Uncertainty hangs over David Chipperfield Architects’ designs for a 29-storey tower to replace the Elizabeth House office block near London’s Waterloo Station, after the site was sold
According to reports last week the new owners, Slovakian developer HB Reavis, paid London & Regional and Chelsfield £85 million for the site.
Chipperfield was appointed to the scheme in 2010, seeing off competition from Grimshaw and Hopkins. It is working with West 8 on the landscape element.
HB Reavis said that it had not yet made a decision on which architects it will use for the project nor the exact future of Chipperfield’s plan, which includes two new buildings, one part 29-storey and part 14-storey, and another of 11 storeys.
A spokesman for HB Reavis said the developer was ‘fully committed to delivering a design-led, user-focused scheme’, adding: ‘HB Reavis has just completed on the purchase of Elizabeth House and is getting up to speed on all aspects of this complex site.’
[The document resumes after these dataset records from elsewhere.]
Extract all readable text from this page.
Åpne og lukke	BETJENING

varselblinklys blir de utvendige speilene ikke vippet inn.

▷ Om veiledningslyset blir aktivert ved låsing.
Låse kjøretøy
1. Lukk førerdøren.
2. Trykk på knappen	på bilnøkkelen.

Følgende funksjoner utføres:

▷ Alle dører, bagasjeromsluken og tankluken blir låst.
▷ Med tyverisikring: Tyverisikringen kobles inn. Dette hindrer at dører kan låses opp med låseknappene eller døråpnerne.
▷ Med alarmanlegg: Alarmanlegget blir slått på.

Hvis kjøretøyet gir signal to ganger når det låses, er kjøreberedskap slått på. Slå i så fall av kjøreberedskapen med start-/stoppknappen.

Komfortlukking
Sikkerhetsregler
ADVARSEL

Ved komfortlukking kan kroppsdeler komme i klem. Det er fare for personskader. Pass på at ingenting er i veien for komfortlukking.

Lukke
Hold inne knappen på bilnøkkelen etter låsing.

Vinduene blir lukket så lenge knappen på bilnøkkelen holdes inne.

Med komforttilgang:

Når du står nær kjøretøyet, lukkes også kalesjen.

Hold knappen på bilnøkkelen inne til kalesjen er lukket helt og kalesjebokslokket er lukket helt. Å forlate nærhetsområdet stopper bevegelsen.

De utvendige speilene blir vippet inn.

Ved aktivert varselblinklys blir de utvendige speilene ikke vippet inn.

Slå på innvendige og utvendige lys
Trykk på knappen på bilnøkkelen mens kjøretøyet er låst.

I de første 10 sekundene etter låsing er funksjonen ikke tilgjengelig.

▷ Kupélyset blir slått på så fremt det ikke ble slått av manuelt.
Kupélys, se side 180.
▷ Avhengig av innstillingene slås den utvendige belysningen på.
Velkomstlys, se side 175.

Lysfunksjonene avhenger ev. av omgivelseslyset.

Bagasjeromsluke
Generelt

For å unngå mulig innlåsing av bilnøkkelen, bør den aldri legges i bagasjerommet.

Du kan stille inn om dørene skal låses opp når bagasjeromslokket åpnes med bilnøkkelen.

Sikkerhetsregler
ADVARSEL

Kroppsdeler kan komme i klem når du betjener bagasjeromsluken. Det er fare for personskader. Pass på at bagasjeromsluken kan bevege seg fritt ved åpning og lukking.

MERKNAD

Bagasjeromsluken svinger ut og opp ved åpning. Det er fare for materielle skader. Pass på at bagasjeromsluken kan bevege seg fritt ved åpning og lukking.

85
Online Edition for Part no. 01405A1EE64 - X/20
The contested Chipperfield scheme, approved by London Borough of Lambeth in 2014, proposes 132,000m² of new space, including 142 new homes and a range of office and retail space.
In 2014, English Heritage and Westminster City Council lost a High Court bid to stop the scheme. Although judge Justice Collins refused the legal challenge, he urged Lambeth to reconsider the scheme’s impact on the Houses of Parliament and Westminster Abbey.
In the same year, House of Commons speaker Betty Boothroyd accused the Government of failing to protect the heritage of the Palace of Westminster by failing to call the scheme in.
Tomas Jurdak, chief executive of HB Reavis UK, said: ‘The development provides a unique opportunity for us to deliver a building that will transform the area through our considered approach to development and placemaking.’
It is understood a number of architects have looked at how to rework Chipperfield’s plans recently, though no revised scheme has been made public.